Just like most entrepreneurs out there, I did a terrible job at retaining talents for the longest time. I never seemed to get the right people for my team. Many new hires couldn’t just fit and left a few months into the job. Others failed to deliver on the expectations of their positions and I had to let them go almost immediately. It’s only the other day that it dawned on me that I rarely hire the wrong people nowadays after a friend commented how happy my team seems. I have a great team in place that makes it easy to keep the culture positive and vibrant. They are highly engaged and productivity is at its best. You can have that too if only you stopped hiring the wrong people. Read along to understand how I did it.

Don’t be in a hurry

When an employee leaves, there is always that pressure to fill the gap as soon as possible. Business continuity is paramount or you risk losing customers and profits. However, trying to fill in the position under that pressure only raises the odds of hiring wrong. I learned the hard way to never bow into the pressure of hiring right now. Whenever a position comes up, I make sure to step back for some time and just reflect on it. This gives me the opportunity to look at the position in-depth, and thus increases my chances of hiring right. If the position can’t afford to remain vacant for long, hire freelancers and private contractors until I find the right person who works for me.

Thorough job profile

Hiring the right people starts with attracting the right people. How I do that is by ensuring that I write a thorough job profile for the position. This comes in handy in filtering the wrong individuals even before they apply. The first step is to think about the ideal candidate for the job. What responsibilities does the job entail? What qualifications are needed to get the job done? Are there any soft skills that are important for the job? Asking such questions ensures that I don’t miss anything that is relevant for the job. I even consult the employees who work closely to that post for suggestions on what they would like to see in the new hire.

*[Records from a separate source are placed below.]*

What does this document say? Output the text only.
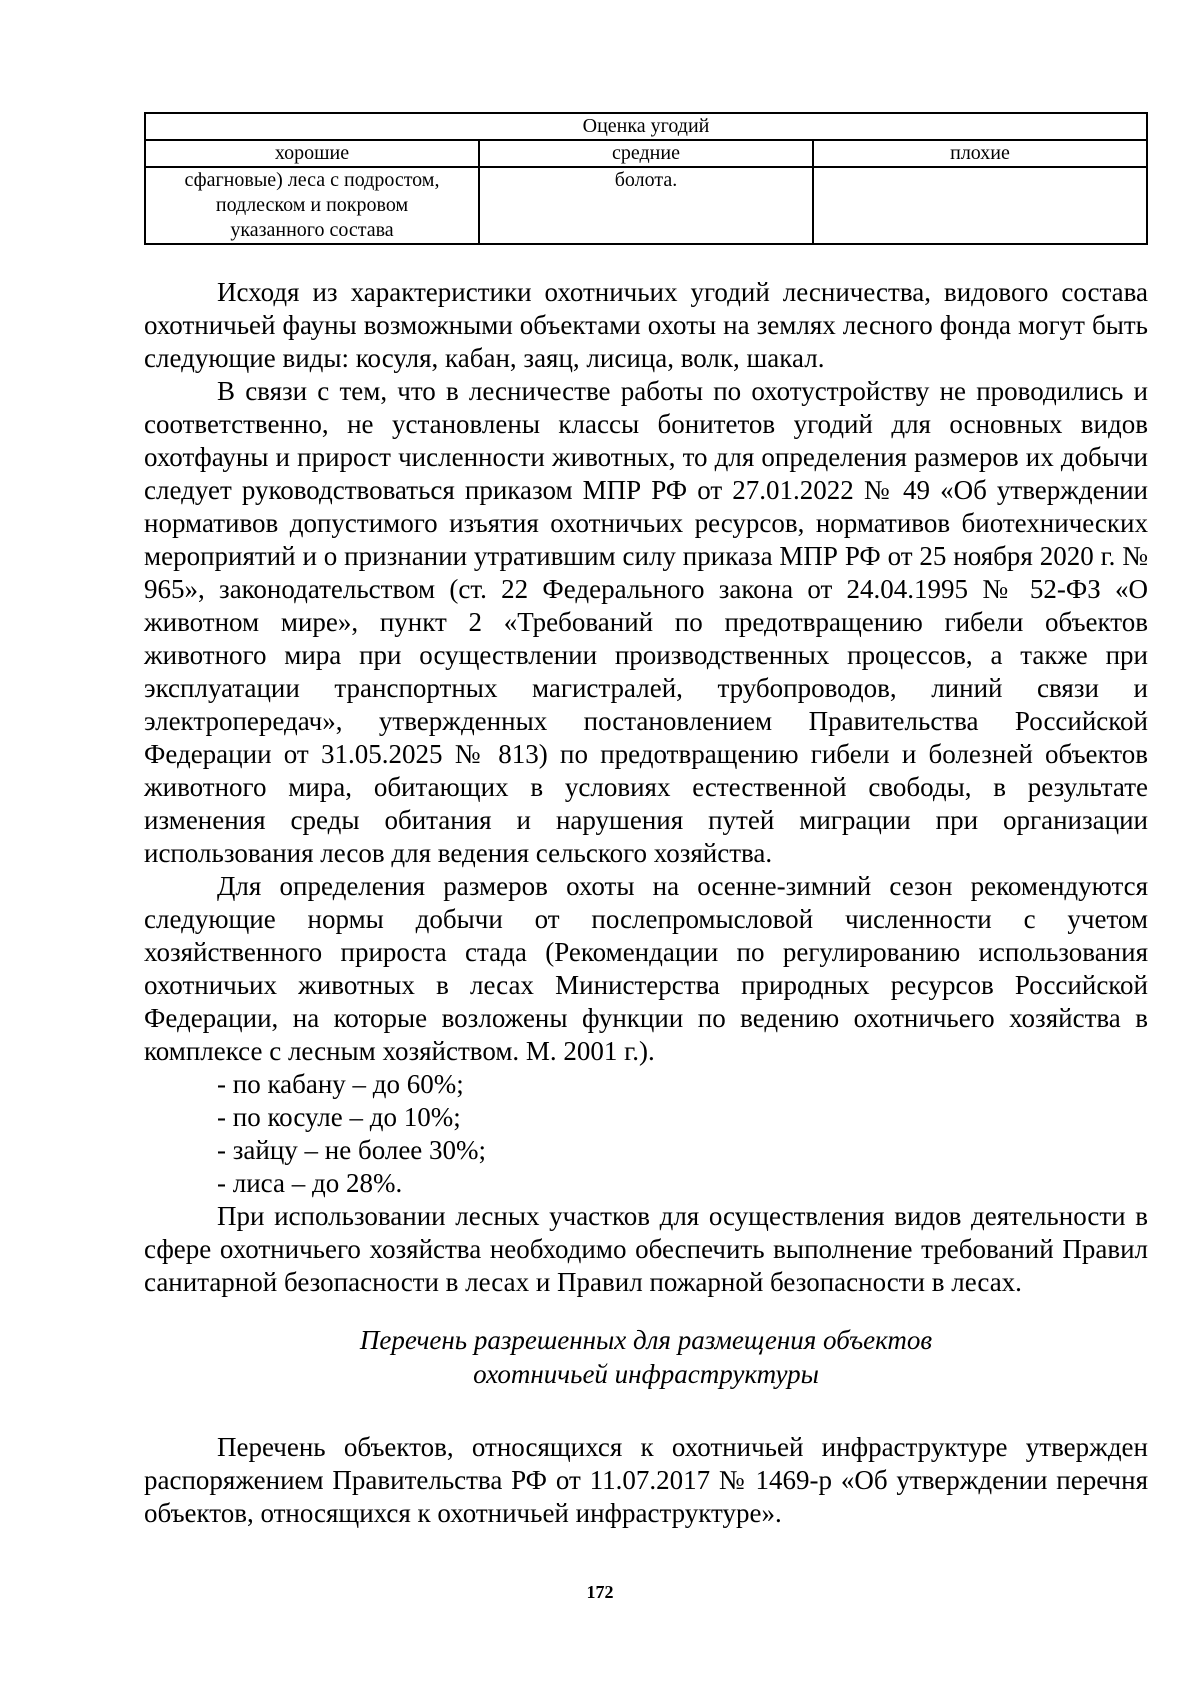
Оценка угодий		
хорошие	средние	плохие

сфагновые) леса с подростом,
подлеском и покровом
указанного состава	болота.	

Исходя из характеристики охотничьих угодий лесничества, видового состава охотничьей фауны возможными объектами охоты на землях лесного фонда могут быть следующие виды: косуля, кабан, заяц, лисица, волк, шакал.

В связи с тем, что в лесничестве работы по охотустройству не проводились и соответственно, не установлены классы бонитетов угодий для основных видов охотфауны и прирост численности животных, то для определения размеров их добычи следует руководствоваться приказом МПР РФ от 27.01.2022 № 49 «Об утверждении нормативов допустимого изъятия охотничьих ресурсов, нормативов биотехнических мероприятий и о признании утратившим силу приказа МПР РФ от 25 ноября 2020 г. № 965», законодательством (ст. 22 Федерального закона от 24.04.1995 № 52-ФЗ «О животном мире», пункт 2 «Требований по предотвращению гибели объектов животного мира при осуществлении производственных процессов, а также при эксплуатации транспортных магистралей, трубопроводов, линий связи и электропередач», утвержденных постановлением Правительства Российской Федерации от 31.05.2025 № 813) по предотвращению гибели и болезней объектов животного мира, обитающих в условиях естественной свободы, в результате изменения среды обитания и нарушения путей миграции при организации использования лесов для ведения сельского хозяйства.

Для определения размеров охоты на осенне-зимний сезон рекомендуются следующие нормы добычи от послепромысловой численности с учетом хозяйственного прироста стада (Рекомендации по регулированию использования охотничьих животных в лесах Министерства природных ресурсов Российской Федерации, на которые возложены функции по ведению охотничьего хозяйства в комплексе с лесным хозяйством. М. 2001 г.).

- по кабану – до 60%;

- по косуле – до 10%;

- зайцу – не более 30%;

- лиса – до 28%.

При использовании лесных участков для осуществления видов деятельности в сфере охотничьего хозяйства необходимо обеспечить выполнение требований Правил санитарной безопасности в лесах и Правил пожарной безопасности в лесах.

Перечень разрешенных для размещения объектов
охотничьей инфраструктуры

Перечень объектов, относящихся к охотничьей инфраструктуре утвержден распоряжением Правительства РФ от 11.07.2017 № 1469-р «Об утверждении перечня объектов, относящихся к охотничьей инфраструктуре».

172
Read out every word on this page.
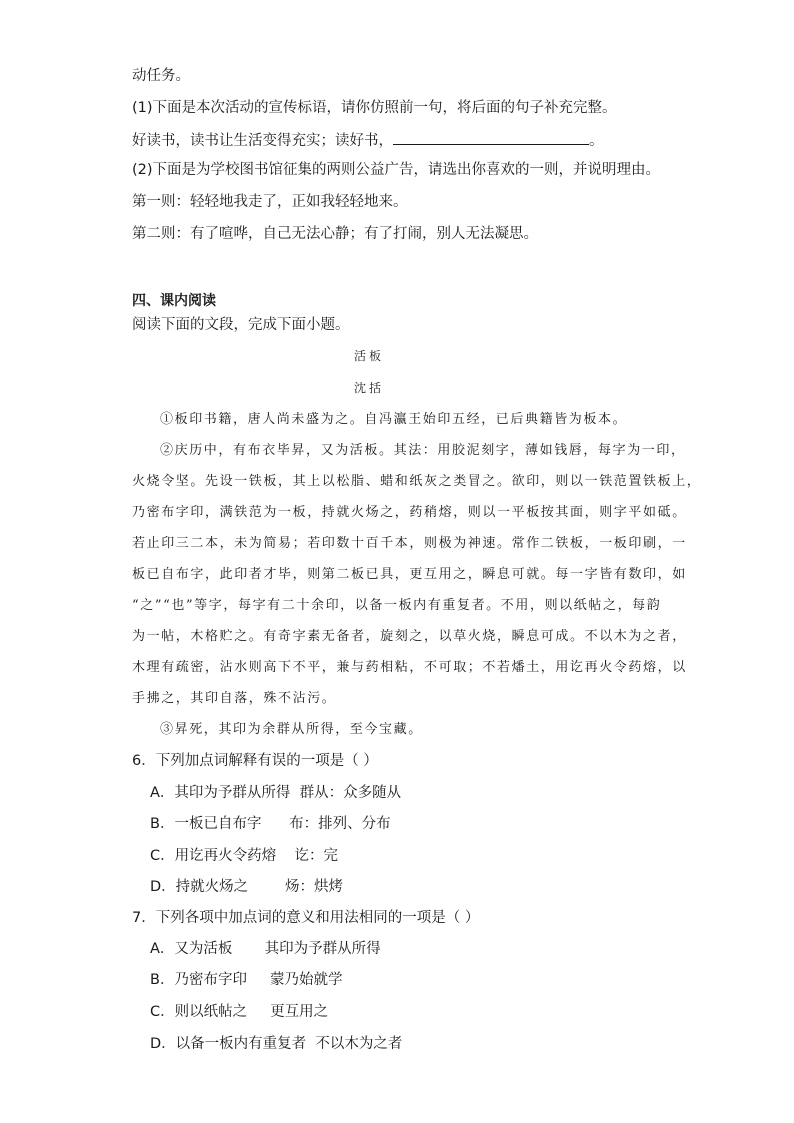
动任务。
(1)下面是本次活动的宣传标语，请你仿照前一句，将后面的句子补充完整。
好读书，读书让生活变得充实；读好书，	。
(2)下面是为学校图书馆征集的两则公益广告，请选出你喜欢的一则，并说明理由。
第一则：轻轻地我走了，正如我轻轻地来。
第二则：有了喧哗，自己无法心静；有了打闹，别人无法凝思。
四、课内阅读
阅读下面的文段，完成下面小题。
活板
沈括
①板印书籍，唐人尚未盛为之。自冯瀛王始印五经，已后典籍皆为板本。
②庆历中，有布衣毕昇，又为活板。其法：用胶泥刻字，薄如钱唇，每字为一印，
火烧令坚。先设一铁板，其上以松脂、蜡和纸灰之类冒之。欲印，则以一铁范置铁板上，
乃密布字印，满铁范为一板，持就火炀之，药稍熔，则以一平板按其面，则字平如砥。
若止印三二本，未为简易；若印数十百千本，则极为神速。常作二铁板，一板印刷，一
板已自布字，此印者才毕，则第二板已具，更互用之，瞬息可就。每一字皆有数印，如
“之”“也”等字，每字有二十余印，以备一板内有重复者。不用，则以纸帖之，每韵
为一帖，木格贮之。有奇字素无备者，旋刻之，以草火烧，瞬息可成。不以木为之者，
木理有疏密，沾水则高下不平，兼与药相粘，不可取；不若燔土，用讫再火令药熔，以
手拂之，其印自落，殊不沾污。
③昇死，其印为余群从所得，至今宝藏。
6．下列加点词解释有误的一项是（ ）
A．其印为予群从所得  群从：众多随从
B．一板已自布字      布：排列、分布
C．用讫再火令药熔    讫：完
D．持就火炀之        炀：烘烤
7．下列各项中加点词的意义和用法相同的一项是（ ）
A．又为活板       其印为予群从所得
B．乃密布字印     蒙乃始就学
C．则以纸帖之     更互用之
D．以备一板内有重复者  不以木为之者
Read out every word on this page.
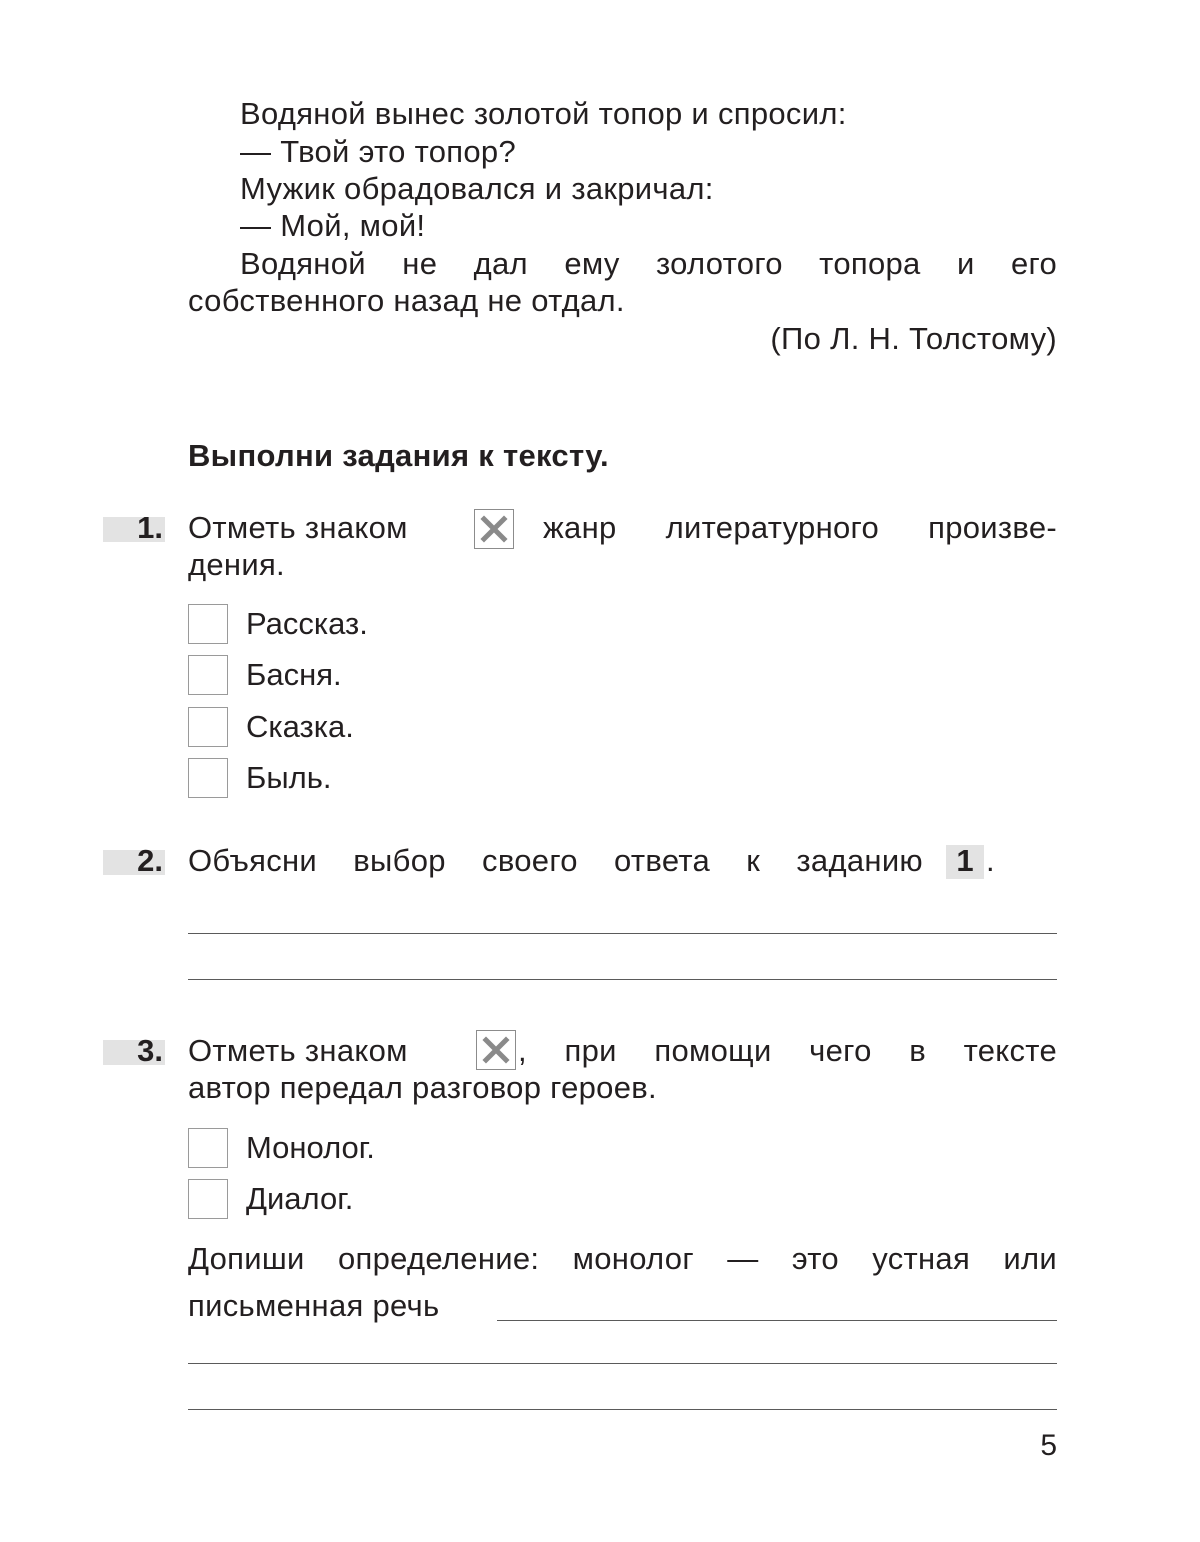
Водяной вынес золотой топор и спросил:
— Твой это топор?
Мужик обрадовался и закричал:
— Мой, мой!
Водяной не дал ему золотого топора и его
собственного назад не отдал.
(По Л. Н. Толстому)
Выполни задания к тексту.
1. Отметь знаком	жанр литературного произве-
дения.
Рассказ.
Басня.
Сказка.
Быль.
2. Объясни выбор своего ответа к заданию	1 .
3. Отметь знаком	, при помощи чего в тексте
автор передал разговор героев.
Монолог.
Диалог.
Допиши определение: монолог — это устная или
письменная речь
5
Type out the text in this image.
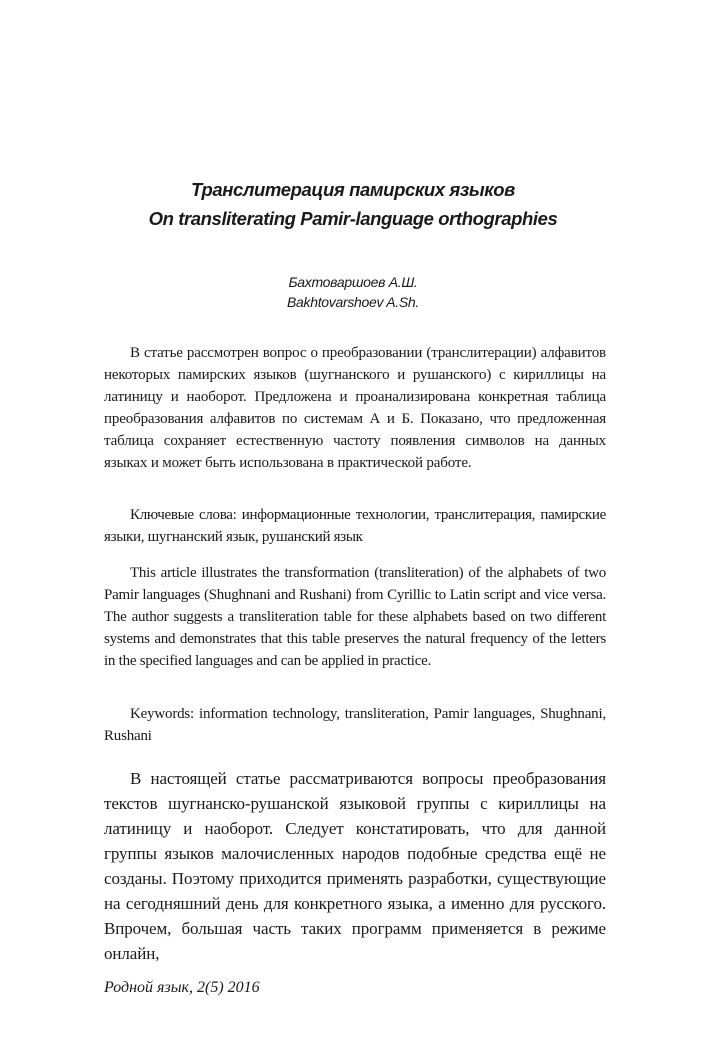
Транслитерация памирских языков
On transliterating Pamir-language orthographies
Бахтоваршоев А.Ш.
Bakhtovarshoev A.Sh.

В статье рассмотрен вопрос о преобразовании (транслитерации) алфавитов некоторых памирских языков (шугнанского и рушанского) с кириллицы на латиницу и наоборот. Предложена и проанализирована конкретная таблица преобразования алфавитов по системам А и Б. Показано, что предложенная таблица сохраняет естественную частоту появления символов на данных языках и может быть использована в практической работе.

Ключевые слова: информационные технологии, транслитерация, памирские языки, шугнанский язык, рушанский язык

This article illustrates the transformation (transliteration) of the alphabets of two Pamir languages (Shughnani and Rushani) from Cyrillic to Latin script and vice versa. The author suggests a transliteration table for these alphabets based on two different systems and demonstrates that this table preserves the natural frequency of the letters in the specified languages and can be applied in practice.

Keywords: information technology, transliteration, Pamir languages, Shughnani, Rushani

В настоящей статье рассматриваются вопросы преобразования текстов шугнанско-рушанской языковой группы с кириллицы на латиницу и наоборот. Следует констатировать, что для данной группы языков малочисленных народов подобные средства ещё не созданы. Поэтому приходится применять разработки, существующие на сегодняшний день для конкретного языка, а именно для русского. Впрочем, большая часть таких программ применяется в режиме онлайн,

Родной язык, 2(5) 2016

Detailed interview process

Writing detailed job requirements is one thing and finding a candidate to match that is another thing. You need to have a foolproof recruitment strategy in place. Keep in mind that besides looking for the skills, experience, and qualifications, you have to determine if the person is fit for your company culture. I put a lot of emphasis on the interviewing process. I have the applicants complete a series of online assessments testing on different things such as skills, traits, culture fit, and more.

After shortlisting, I start with an initial phone interview. I ensure that I’m keen to identify any issues probably in the way they communicate, their personal traits, and the like. I follow that with in-person or video interviews to discuss their qualifications in-depth. Lastly, I place them on a working interview for a day or week depending on the position. This gives me and the rest of the team the opportunity to see the candidate in action. The aim is to see how well they fit in the culture on top of how they execute the responsibilities. This also allows them to see what to expect from the job and decide if they are fit for it.

Creating awareness on implicit bias

Most of the time recruiters base their judgment on their gut feeling, previous experience and beliefs. However, relying on such creates a negative bias on some of the candidates who would have been the right fit, ending up with wrong hires. Not every recruiter is aware of such biases, and most do them unconsciously. That is why I made it a point to educate my recruiting panel about unconscious biases. This makes it easy to get around them to ensure the best candidates are not left out. Taking the candidates through a standardized interview process also helps in reducing the biases.

Partner with an expert

Hiring the right people can sometimes be daunting. Several times I have found filling some positions rather involving in terms of time and resources, especially when recruiting internationally. Working with a reliable EOR has always come through for me. With their expertise, the professionals have the capacity to find the right people fast. I have always found it accurate and time-efficient.


Hiring wrong can be costly in terms of money, time, and business continuity. That is why it is important to ensure that you get it right the first time. It isn’t always easy, but it is doable with the right strategy. The strategies I have shared above are time-tested and I have found them highly effective. Consider trying them in your future hires to see the difference.